Search code examples
hadoophivehbaseapache-phoenix

phoenix and hive ETL on Hbase


Is phoenix sutible for ETL and aggregation?

I am trying to do some ETL on my data. Right now I am using hbase to store my data(footprint on our website). I need to do some aggregations on this data, such as page view on each url ...etc.

From my research I know hive can be used for ETL on hbase data, plus hql provides sql language so that we don't need to write map-reduce codes ourselves. But when I try to query on hbase using hive(pyhive), it takes a long time to finish. Furthermore, if I have phoenix to do sql on hbase, do I still need hive on my hbase.

Right now when I try to use some complicated sql, phoenix will timeout. And hive is very very slow. So what is a good way to do ETL on hbase data?


Solution

  • HBase is a suitable choice if you have OLTP type of queries, that is your querying pattern is limited to point gets or small range queries.

    Phoenix is just a SQL layer on top of HBase which provides the user capability to query data in HBase using SQL constructs.

    When you submit any SQL query, Phoenix will parse it and create an execution plan which can break the query as full scan, range scan or point get depending on what you queried for.

    For processing results Phoenix uses Predicate Push down, so HBase performs all the processing (scanning and getting the requisite rows from all regionservers), Phoenix aggregates/collates the resultant rows and return them to the user.
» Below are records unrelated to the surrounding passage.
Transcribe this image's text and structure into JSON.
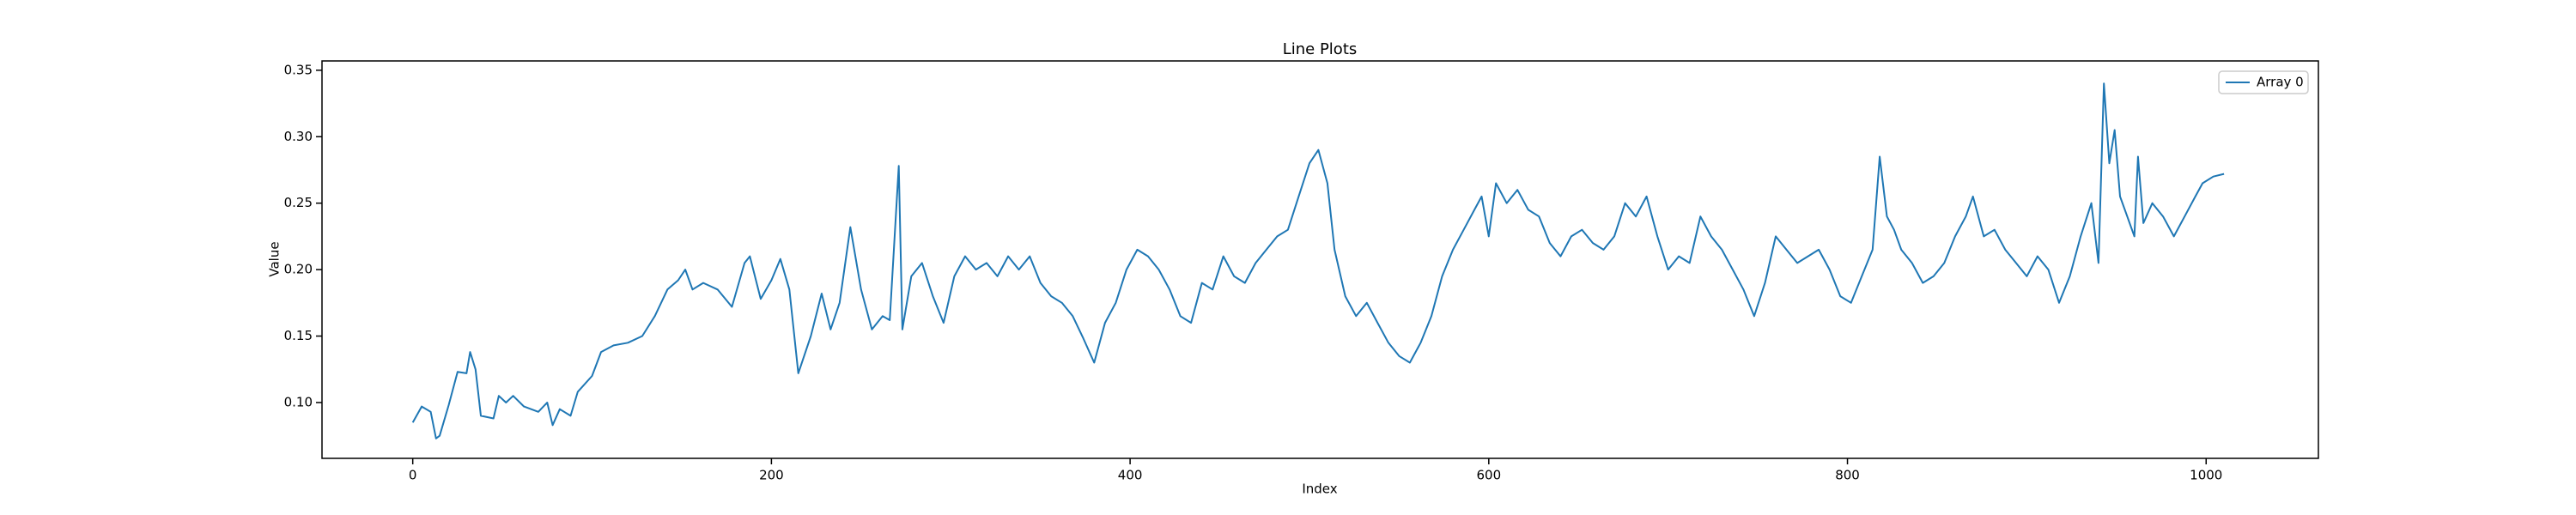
{
  "chart_data": {
    "type": "line",
    "title": "Line Plots",
    "xlabel": "Index",
    "ylabel": "Value",
    "x": [
      0,
      5,
      10,
      13,
      15,
      20,
      25,
      30,
      32,
      35,
      38,
      45,
      48,
      52,
      56,
      62,
      70,
      75,
      78,
      82,
      88,
      92,
      100,
      105,
      112,
      120,
      128,
      135,
      142,
      148,
      152,
      156,
      162,
      170,
      178,
      185,
      188,
      194,
      200,
      205,
      210,
      215,
      222,
      228,
      233,
      238,
      244,
      250,
      256,
      262,
      266,
      271,
      273,
      278,
      284,
      290,
      296,
      302,
      308,
      314,
      320,
      326,
      332,
      338,
      344,
      350,
      356,
      362,
      368,
      374,
      380,
      386,
      392,
      398,
      404,
      410,
      416,
      422,
      428,
      434,
      440,
      446,
      452,
      458,
      464,
      470,
      476,
      482,
      488,
      494,
      500,
      505,
      510,
      514,
      520,
      526,
      532,
      538,
      544,
      550,
      556,
      562,
      568,
      574,
      580,
      586,
      592,
      596,
      600,
      604,
      610,
      616,
      622,
      628,
      634,
      640,
      646,
      652,
      658,
      664,
      670,
      676,
      682,
      688,
      694,
      700,
      706,
      712,
      718,
      724,
      730,
      736,
      742,
      748,
      754,
      760,
      766,
      772,
      778,
      784,
      790,
      796,
      802,
      808,
      814,
      818,
      822,
      826,
      830,
      836,
      842,
      848,
      854,
      860,
      866,
      870,
      876,
      882,
      888,
      894,
      900,
      906,
      912,
      918,
      924,
      930,
      936,
      940,
      943,
      946,
      949,
      952,
      956,
      960,
      962,
      965,
      970,
      976,
      982,
      988,
      994,
      998,
      1004,
      1010
    ],
    "series": [
      {
        "name": "Array 0",
        "color": "#1f77b4",
        "values": [
          0.085,
          0.097,
          0.093,
          0.073,
          0.075,
          0.098,
          0.123,
          0.122,
          0.138,
          0.125,
          0.09,
          0.088,
          0.105,
          0.1,
          0.105,
          0.097,
          0.093,
          0.1,
          0.083,
          0.095,
          0.09,
          0.108,
          0.12,
          0.138,
          0.143,
          0.145,
          0.15,
          0.165,
          0.185,
          0.192,
          0.2,
          0.185,
          0.19,
          0.185,
          0.172,
          0.205,
          0.21,
          0.178,
          0.192,
          0.208,
          0.185,
          0.122,
          0.15,
          0.182,
          0.155,
          0.175,
          0.232,
          0.185,
          0.155,
          0.165,
          0.162,
          0.278,
          0.155,
          0.195,
          0.205,
          0.18,
          0.16,
          0.195,
          0.21,
          0.2,
          0.205,
          0.195,
          0.21,
          0.2,
          0.21,
          0.19,
          0.18,
          0.175,
          0.165,
          0.148,
          0.13,
          0.16,
          0.175,
          0.2,
          0.215,
          0.21,
          0.2,
          0.185,
          0.165,
          0.16,
          0.19,
          0.185,
          0.21,
          0.195,
          0.19,
          0.205,
          0.215,
          0.225,
          0.23,
          0.255,
          0.28,
          0.29,
          0.265,
          0.215,
          0.18,
          0.165,
          0.175,
          0.16,
          0.145,
          0.135,
          0.13,
          0.145,
          0.165,
          0.195,
          0.215,
          0.23,
          0.245,
          0.255,
          0.225,
          0.265,
          0.25,
          0.26,
          0.245,
          0.24,
          0.22,
          0.21,
          0.225,
          0.23,
          0.22,
          0.215,
          0.225,
          0.25,
          0.24,
          0.255,
          0.225,
          0.2,
          0.21,
          0.205,
          0.24,
          0.225,
          0.215,
          0.2,
          0.185,
          0.165,
          0.19,
          0.225,
          0.215,
          0.205,
          0.21,
          0.215,
          0.2,
          0.18,
          0.175,
          0.195,
          0.215,
          0.285,
          0.24,
          0.23,
          0.215,
          0.205,
          0.19,
          0.195,
          0.205,
          0.225,
          0.24,
          0.255,
          0.225,
          0.23,
          0.215,
          0.205,
          0.195,
          0.21,
          0.2,
          0.175,
          0.195,
          0.225,
          0.25,
          0.205,
          0.34,
          0.28,
          0.305,
          0.255,
          0.24,
          0.225,
          0.285,
          0.235,
          0.25,
          0.24,
          0.225,
          0.24,
          0.255,
          0.265,
          0.27,
          0.272
        ]
      }
    ],
    "xlim": [
      -50.6,
      1062.6
    ],
    "ylim": [
      0.058,
      0.357
    ],
    "xticks": [
      0,
      200,
      400,
      600,
      800,
      1000
    ],
    "yticks": [
      {
        "value": 0.1,
        "label": "0.10"
      },
      {
        "value": 0.15,
        "label": "0.15"
      },
      {
        "value": 0.2,
        "label": "0.20"
      },
      {
        "value": 0.25,
        "label": "0.25"
      },
      {
        "value": 0.3,
        "label": "0.30"
      },
      {
        "value": 0.35,
        "label": "0.35"
      }
    ],
    "legend": "upper right"
  }
}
    Now to answer your question "Is phoenix suitable for ETL and aggregation?" - NO its not suitable if you need to perform large scans (full or large range scans) with aggregations and expect the results to be processed in seconds or sub-seconds. These queries may work fine if your table footprint is small (few hundred GBs), but as the table size would increase over time you would end up into serious performance issues. This is OLAP scenario and you should look for other alternatives.

    I am assuming that when you say using Hive with HBase you plan to create a Hive External Table on top of HBase table that can query the HFiles directly using the HiveHBaseTableInputFormat. This will use MapReduce to process the query and you cannot really leverage performance optimizations through partitioning, bucketing etc.
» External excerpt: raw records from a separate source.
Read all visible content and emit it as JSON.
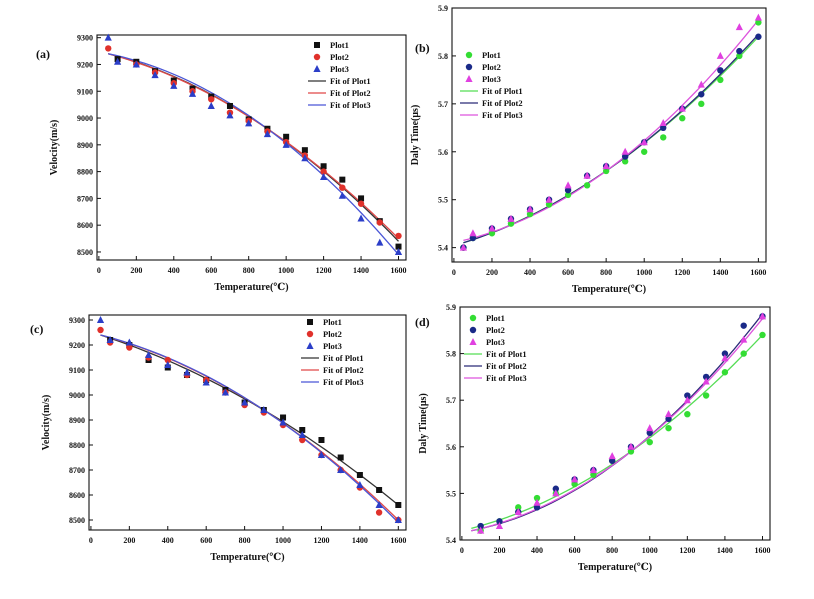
{
  "colors": {
    "plot1": "#111111",
    "plot2": "#e0312b",
    "plot3": "#2b3ec8",
    "fit1": "#333333",
    "fit2": "#e04848",
    "fit3": "#4a56d6",
    "b_plot1": "#33dd33",
    "b_plot2": "#1a2a88",
    "b_plot3": "#e040e0",
    "b_fit1": "#55dd55",
    "b_fit2": "#2a2a78",
    "b_fit3": "#dd55dd"
  },
  "chart_data": [
    {
      "panel": "(a)",
      "type": "scatter",
      "xlabel": "Temperature(℃)",
      "ylabel": "Velocity(m/s)",
      "xlim": [
        -10,
        1640
      ],
      "ylim": [
        8470,
        9310
      ],
      "xticks": [
        0,
        200,
        400,
        600,
        800,
        1000,
        1200,
        1400,
        1600
      ],
      "yticks": [
        8500,
        8600,
        8700,
        8800,
        8900,
        9000,
        9100,
        9200,
        9300
      ],
      "legend_position": "top-right",
      "legend": [
        "Plot1",
        "Plot2",
        "Plot3",
        "Fit of Plot1",
        "Fit of Plot2",
        "Fit of Plot3"
      ],
      "series": [
        {
          "name": "Plot1",
          "marker": "square",
          "color_key": "plot1",
          "x": [
            100,
            200,
            300,
            400,
            500,
            600,
            700,
            800,
            900,
            1000,
            1100,
            1200,
            1300,
            1400,
            1500,
            1600
          ],
          "y": [
            9220,
            9210,
            9175,
            9140,
            9110,
            9080,
            9045,
            8995,
            8960,
            8930,
            8880,
            8820,
            8770,
            8700,
            8615,
            8520
          ]
        },
        {
          "name": "Plot2",
          "marker": "circle",
          "color_key": "plot2",
          "x": [
            50,
            200,
            300,
            400,
            500,
            600,
            700,
            800,
            900,
            1000,
            1100,
            1200,
            1300,
            1400,
            1500,
            1600
          ],
          "y": [
            9260,
            9200,
            9170,
            9130,
            9100,
            9070,
            9020,
            8990,
            8950,
            8910,
            8860,
            8800,
            8740,
            8680,
            8610,
            8560
          ]
        },
        {
          "name": "Plot3",
          "marker": "triangle",
          "color_key": "plot3",
          "x": [
            50,
            100,
            200,
            300,
            400,
            500,
            600,
            700,
            800,
            900,
            1000,
            1100,
            1200,
            1300,
            1400,
            1500,
            1600
          ],
          "y": [
            9300,
            9210,
            9200,
            9160,
            9120,
            9090,
            9045,
            9010,
            8980,
            8940,
            8900,
            8850,
            8780,
            8710,
            8625,
            8535,
            8500
          ]
        }
      ],
      "fits": [
        {
          "name": "Fit of Plot1",
          "color_key": "fit1",
          "x": [
            50,
            1600
          ],
          "y0": 9240,
          "y1": 8540
        },
        {
          "name": "Fit of Plot2",
          "color_key": "fit2",
          "x": [
            50,
            1600
          ],
          "y0": 9240,
          "y1": 8550
        },
        {
          "name": "Fit of Plot3",
          "color_key": "fit3",
          "x": [
            50,
            1600
          ],
          "y0": 9240,
          "y1": 8490
        }
      ]
    },
    {
      "panel": "(b)",
      "type": "scatter",
      "xlabel": "Temperature(℃)",
      "ylabel": "Daly Time(μs)",
      "xlim": [
        -10,
        1640
      ],
      "ylim": [
        5.37,
        5.9
      ],
      "xticks": [
        0,
        200,
        400,
        600,
        800,
        1000,
        1200,
        1400,
        1600
      ],
      "yticks": [
        5.4,
        5.5,
        5.6,
        5.7,
        5.8,
        5.9
      ],
      "legend_position": "top-left",
      "legend": [
        "Plot1",
        "Plot2",
        "Plot3",
        "Fit of Plot1",
        "Fit of Plot2",
        "Fit of Plot3"
      ],
      "series": [
        {
          "name": "Plot1",
          "marker": "circle",
          "color_key": "b_plot1",
          "x": [
            50,
            100,
            200,
            300,
            400,
            500,
            600,
            700,
            800,
            900,
            1000,
            1100,
            1200,
            1300,
            1400,
            1500,
            1600
          ],
          "y": [
            5.4,
            5.42,
            5.43,
            5.45,
            5.47,
            5.49,
            5.51,
            5.53,
            5.56,
            5.58,
            5.6,
            5.63,
            5.67,
            5.7,
            5.75,
            5.8,
            5.87
          ]
        },
        {
          "name": "Plot2",
          "marker": "circle",
          "color_key": "b_plot2",
          "x": [
            50,
            100,
            200,
            300,
            400,
            500,
            600,
            700,
            800,
            900,
            1000,
            1100,
            1200,
            1300,
            1400,
            1500,
            1600
          ],
          "y": [
            5.4,
            5.42,
            5.44,
            5.46,
            5.48,
            5.5,
            5.52,
            5.55,
            5.57,
            5.59,
            5.62,
            5.65,
            5.69,
            5.72,
            5.77,
            5.81,
            5.84
          ]
        },
        {
          "name": "Plot3",
          "marker": "triangle",
          "color_key": "b_plot3",
          "x": [
            50,
            100,
            200,
            300,
            400,
            500,
            600,
            700,
            800,
            900,
            1000,
            1100,
            1200,
            1300,
            1400,
            1500,
            1600
          ],
          "y": [
            5.4,
            5.43,
            5.44,
            5.46,
            5.48,
            5.5,
            5.53,
            5.55,
            5.57,
            5.6,
            5.62,
            5.66,
            5.69,
            5.74,
            5.8,
            5.86,
            5.88
          ]
        }
      ],
      "fits": [
        {
          "name": "Fit of Plot1",
          "color_key": "b_fit1",
          "x": [
            50,
            1600
          ],
          "y0": 5.41,
          "y1": 5.84
        },
        {
          "name": "Fit of Plot2",
          "color_key": "b_fit2",
          "x": [
            50,
            1600
          ],
          "y0": 5.41,
          "y1": 5.845
        },
        {
          "name": "Fit of Plot3",
          "color_key": "b_fit3",
          "x": [
            50,
            1600
          ],
          "y0": 5.415,
          "y1": 5.875
        }
      ]
    },
    {
      "panel": "(c)",
      "type": "scatter",
      "xlabel": "Temperature(℃)",
      "ylabel": "Velocity(m/s)",
      "xlim": [
        -10,
        1640
      ],
      "ylim": [
        8460,
        9320
      ],
      "xticks": [
        0,
        200,
        400,
        600,
        800,
        1000,
        1200,
        1400,
        1600
      ],
      "yticks": [
        8500,
        8600,
        8700,
        8800,
        8900,
        9000,
        9100,
        9200,
        9300
      ],
      "legend_position": "top-right",
      "legend": [
        "Plot1",
        "Plot2",
        "Plot3",
        "Fit of Plot1",
        "Fit of Plot2",
        "Fit of Plot3"
      ],
      "series": [
        {
          "name": "Plot1",
          "marker": "square",
          "color_key": "plot1",
          "x": [
            100,
            200,
            300,
            400,
            500,
            600,
            700,
            800,
            900,
            1000,
            1100,
            1200,
            1300,
            1400,
            1500,
            1600
          ],
          "y": [
            9220,
            9200,
            9140,
            9110,
            9080,
            9060,
            9020,
            8970,
            8940,
            8910,
            8860,
            8820,
            8750,
            8680,
            8620,
            8560
          ]
        },
        {
          "name": "Plot2",
          "marker": "circle",
          "color_key": "plot2",
          "x": [
            50,
            100,
            200,
            300,
            400,
            500,
            600,
            700,
            800,
            900,
            1000,
            1100,
            1200,
            1300,
            1400,
            1500,
            1600
          ],
          "y": [
            9260,
            9210,
            9190,
            9150,
            9140,
            9080,
            9060,
            9010,
            8960,
            8930,
            8880,
            8820,
            8760,
            8700,
            8630,
            8530,
            8500
          ]
        },
        {
          "name": "Plot3",
          "marker": "triangle",
          "color_key": "plot3",
          "x": [
            50,
            100,
            200,
            300,
            400,
            500,
            600,
            700,
            800,
            900,
            1000,
            1100,
            1200,
            1300,
            1400,
            1500,
            1600
          ],
          "y": [
            9300,
            9220,
            9210,
            9160,
            9120,
            9090,
            9050,
            9010,
            8970,
            8940,
            8890,
            8840,
            8760,
            8700,
            8640,
            8560,
            8500
          ]
        }
      ],
      "fits": [
        {
          "name": "Fit of Plot1",
          "color_key": "fit1",
          "x": [
            50,
            1600
          ],
          "y0": 9240,
          "y1": 8560
        },
        {
          "name": "Fit of Plot2",
          "color_key": "fit2",
          "x": [
            50,
            1600
          ],
          "y0": 9240,
          "y1": 8500
        },
        {
          "name": "Fit of Plot3",
          "color_key": "fit3",
          "x": [
            50,
            1600
          ],
          "y0": 9240,
          "y1": 8490
        }
      ]
    },
    {
      "panel": "(d)",
      "type": "scatter",
      "xlabel": "Temperature(℃)",
      "ylabel": "Daly Time(μs)",
      "xlim": [
        -10,
        1640
      ],
      "ylim": [
        5.4,
        5.9
      ],
      "xticks": [
        0,
        200,
        400,
        600,
        800,
        1000,
        1200,
        1400,
        1600
      ],
      "yticks": [
        5.4,
        5.5,
        5.6,
        5.7,
        5.8,
        5.9
      ],
      "legend_position": "top-left",
      "legend": [
        "Plot1",
        "Plot2",
        "Plot3",
        "Fit of Plot1",
        "Fit of Plot2",
        "Fit of Plot3"
      ],
      "series": [
        {
          "name": "Plot1",
          "marker": "circle",
          "color_key": "b_plot1",
          "x": [
            100,
            200,
            300,
            400,
            500,
            600,
            700,
            800,
            900,
            1000,
            1100,
            1200,
            1300,
            1400,
            1500,
            1600
          ],
          "y": [
            5.42,
            5.44,
            5.47,
            5.49,
            5.5,
            5.52,
            5.54,
            5.57,
            5.59,
            5.61,
            5.64,
            5.67,
            5.71,
            5.76,
            5.8,
            5.84
          ]
        },
        {
          "name": "Plot2",
          "marker": "circle",
          "color_key": "b_plot2",
          "x": [
            100,
            200,
            300,
            400,
            500,
            600,
            700,
            800,
            900,
            1000,
            1100,
            1200,
            1300,
            1400,
            1500,
            1600
          ],
          "y": [
            5.43,
            5.44,
            5.46,
            5.47,
            5.51,
            5.53,
            5.55,
            5.57,
            5.6,
            5.63,
            5.66,
            5.71,
            5.75,
            5.8,
            5.86,
            5.88
          ]
        },
        {
          "name": "Plot3",
          "marker": "triangle",
          "color_key": "b_plot3",
          "x": [
            100,
            200,
            300,
            400,
            500,
            600,
            700,
            800,
            900,
            1000,
            1100,
            1200,
            1300,
            1400,
            1500,
            1600
          ],
          "y": [
            5.42,
            5.43,
            5.46,
            5.48,
            5.5,
            5.53,
            5.55,
            5.58,
            5.6,
            5.64,
            5.67,
            5.7,
            5.74,
            5.79,
            5.83,
            5.88
          ]
        }
      ],
      "fits": [
        {
          "name": "Fit of Plot1",
          "color_key": "b_fit1",
          "x": [
            50,
            1600
          ],
          "y0": 5.425,
          "y1": 5.84
        },
        {
          "name": "Fit of Plot2",
          "color_key": "b_fit2",
          "x": [
            50,
            1600
          ],
          "y0": 5.42,
          "y1": 5.885
        },
        {
          "name": "Fit of Plot3",
          "color_key": "b_fit3",
          "x": [
            50,
            1600
          ],
          "y0": 5.42,
          "y1": 5.875
        }
      ]
    }
  ]
}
    I would suggest to consider using HBase + Phoenix option for point gets and small range queries, for large aggregation/ETL type queries consider using Spark, it will be better and much faster then the Hive option.
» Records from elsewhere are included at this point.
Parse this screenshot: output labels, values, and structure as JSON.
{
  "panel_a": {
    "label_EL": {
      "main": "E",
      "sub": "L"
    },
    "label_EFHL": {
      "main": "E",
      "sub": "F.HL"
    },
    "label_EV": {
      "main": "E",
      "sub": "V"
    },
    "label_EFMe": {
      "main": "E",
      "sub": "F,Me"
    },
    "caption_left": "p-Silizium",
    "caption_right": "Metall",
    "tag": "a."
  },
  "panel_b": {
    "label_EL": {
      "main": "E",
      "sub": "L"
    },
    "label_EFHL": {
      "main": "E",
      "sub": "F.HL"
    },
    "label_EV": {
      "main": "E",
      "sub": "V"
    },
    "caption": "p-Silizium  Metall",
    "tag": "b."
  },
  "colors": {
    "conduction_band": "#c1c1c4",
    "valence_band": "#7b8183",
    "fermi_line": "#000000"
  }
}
    In case your data is append only you can consider using some alternate OLAP supporting storage options like Driud, Clickhouse or Hive on Tez, Hive with Impala or Presto options instead of HBase.

    Updated as per comment -

    Spark will be faster then Hive (MapReduce) option; Use Spark only for queries using large range or full scan followed by aggregations.

    Although Phoenix leverages co-processors and predicate push down to HBase regions, the amount of available resources may become a limitation, Phoenix will parallelize the query in chunks which are decided by GUIDE_POSTS_WIDTH, for large tables this can easily range from few 100s to 1000s and create a contention for RPC queues, also during scans HFiles will be read and loaded in regionserver heap, you may run into GC or OOM issues if scan cannot fit results in allocated heap. Scanners may get limited by rpc wait time and available memory resulting in timeouts.

    You can tune above situations to an extent but HBase/Phoenix are not meant for OLAP. Using Spark you can directly read HFiles and apply filters thereafter, this will eliminate timeout issues. If same subset of data is queried again and again you can try external rdd/dataframe caching to Ignite.

    I would like to add that before looking for an alternate you should analyze how you are storing your data in HBase is it aligned to your query pattern? Revisit your rowkey design if your query plan is creating Full Scans, try to redesign rowkey or query to avoid full scans? Check if your data is well distributed across all regions? Could your high write rate be affecting your read performance?

    In case you have clickstream type of data that you need to analyze, do check out Clickhouse, Yandex developed and open sourced it for similar usecase but it does work well for other OLAP usecases too.

    Hope this is helpful.